As ideias para escrever um conto, um poema ou um romance, vêm da vida: pode ser uma lembrança, uma história que alguém contou, uma cena vista na rua, uma notícia de jornal, uma sensação, mas também pode ser algo apenas imaginado. Quase sempre, eu parto de uma situação real, mas invento todo o resto. Para manter a criatividade, leio muito, participo de oficinas e de coletivos literários, como o KriptoKaipora, que reúne escritores de ficção futurista. Acho importante, também, aprender sempre algo novo e desenvolver habilidades que não estejam relacionadas à escrita.
O que você acha que mudou no seu processo de escrita ao longo dos anos? O que você diria a si mesma se pudesse voltar à escrita de seus primeiros textos?
Escrevo ficção desde os 15 anos, embora só tenha me mostrado na maturidade, quando, incentivada por uma amiga, a escritora Nanete Neves, participei e fui classificada em um concurso literário em 2012. Se pudesse voltar atrás, diria a mim mesma: “Solta a franga, menina!”.
Que projeto você gostaria de fazer, mas ainda não começou?
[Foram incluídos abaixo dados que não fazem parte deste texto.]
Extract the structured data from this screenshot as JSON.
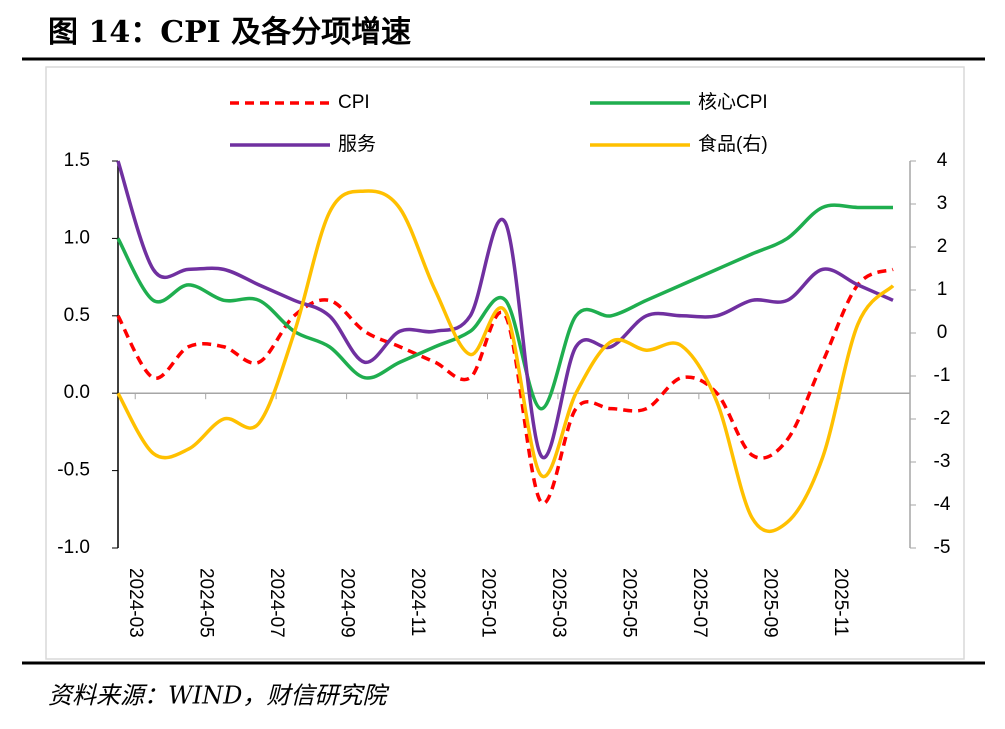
{
  "header": {
    "title": "图 14：CPI 及各分项增速"
  },
  "chart_data": {
    "type": "line",
    "smooth": true,
    "categories": [
      null,
      "2024-03",
      null,
      "2024-05",
      null,
      "2024-07",
      null,
      "2024-09",
      null,
      "2024-11",
      null,
      "2025-01",
      null,
      "2025-03",
      null,
      "2025-05",
      null,
      "2025-07",
      null,
      "2025-09",
      null,
      "2025-11",
      null
    ],
    "series": [
      {
        "name": "CPI",
        "color": "#ff0000",
        "dashed": true,
        "values": [
          0.5,
          0.1,
          0.3,
          0.3,
          0.2,
          0.5,
          0.6,
          0.4,
          0.3,
          0.2,
          0.1,
          0.5,
          -0.7,
          -0.1,
          -0.1,
          -0.1,
          0.1,
          0.0,
          -0.4,
          -0.3,
          0.2,
          0.7,
          0.8
        ]
      },
      {
        "name": "核心CPI",
        "color": "#1fae4f",
        "values": [
          1.0,
          0.6,
          0.7,
          0.6,
          0.6,
          0.4,
          0.3,
          0.1,
          0.2,
          0.3,
          0.4,
          0.6,
          -0.1,
          0.5,
          0.5,
          0.6,
          0.7,
          0.8,
          0.9,
          1.0,
          1.2,
          1.2,
          1.2
        ]
      },
      {
        "name": "服务",
        "color": "#7030a0",
        "values": [
          1.5,
          0.8,
          0.8,
          0.8,
          0.7,
          0.6,
          0.5,
          0.2,
          0.4,
          0.4,
          0.5,
          1.1,
          -0.4,
          0.3,
          0.3,
          0.5,
          0.5,
          0.5,
          0.6,
          0.6,
          0.8,
          0.7,
          0.6
        ]
      },
      {
        "name": "食品(右)",
        "color": "#ffc000",
        "axis": "y2",
        "values": [
          -1.4,
          -2.8,
          -2.7,
          -2.0,
          -2.1,
          0.0,
          2.8,
          3.3,
          2.9,
          1.0,
          -0.5,
          0.5,
          -3.3,
          -1.4,
          -0.2,
          -0.4,
          -0.3,
          -1.6,
          -4.3,
          -4.4,
          -2.9,
          0.2,
          1.1
        ]
      }
    ],
    "ylim": [
      -1.0,
      1.5
    ],
    "yticks": [
      {
        "value": 1.5,
        "label": "1.5"
      },
      {
        "value": 1.0,
        "label": "1.0"
      },
      {
        "value": 0.5,
        "label": "0.5"
      },
      {
        "value": 0.0,
        "label": "0.0"
      },
      {
        "value": -0.5,
        "label": "-0.5"
      },
      {
        "value": -1.0,
        "label": "-1.0"
      }
    ],
    "y2lim": [
      -5,
      4
    ],
    "y2ticks": [
      4,
      3,
      2,
      1,
      0,
      -1,
      -2,
      -3,
      -4,
      -5
    ]
  },
  "footer": {
    "source": "资料来源：WIND，财信研究院"
  }
}
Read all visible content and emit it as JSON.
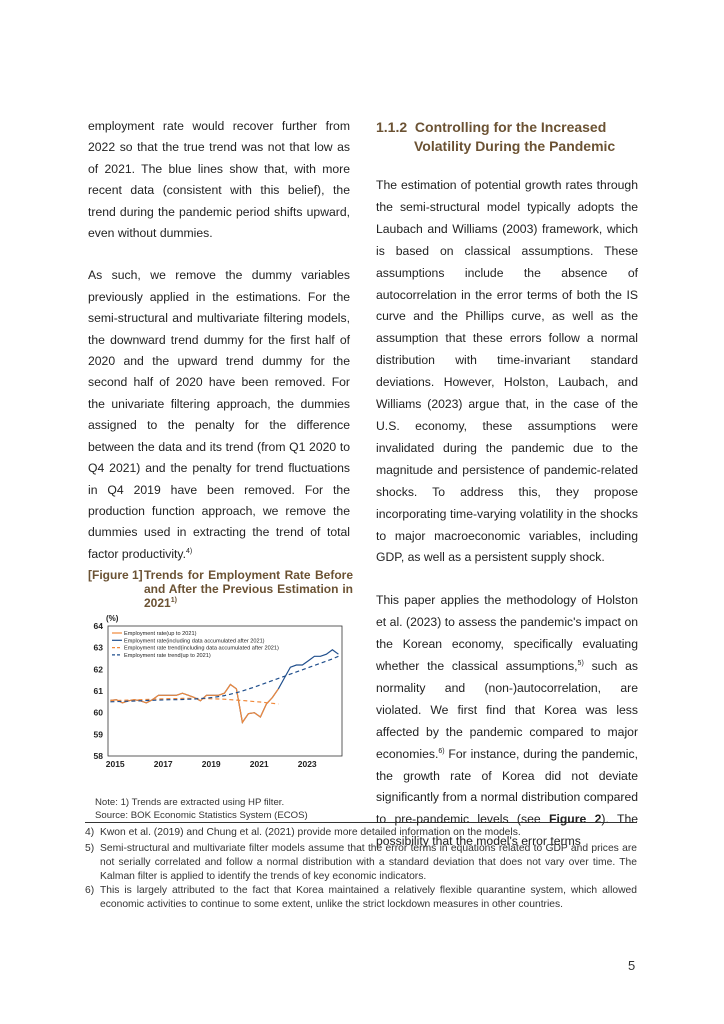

Que livro você gostaria de ler e ele ainda não existe?
Pretendo continuar participando de antologias sobre os mais diversos temas e tenho vontade de escrever um livro infantil. Ainda sonho, também, em fazer um livro de fotos autorais com legendas poéticas. Esse projeto é antigo, mas vem sendo adiado porque o custo é bastante alto. Só seria viável com patrocínio.
Gostaria de ler mais livros de mulheres. A participação feminina no mercado editorial brasileiro ainda é pequena, apesar dos inúmeros talentos que temos.
Manter um trabalho autoral no Brasil não é fácil, mas sou teimosa. Se conseguir tocar uma só pessoa, com um texto ou uma foto, já valeu a pena.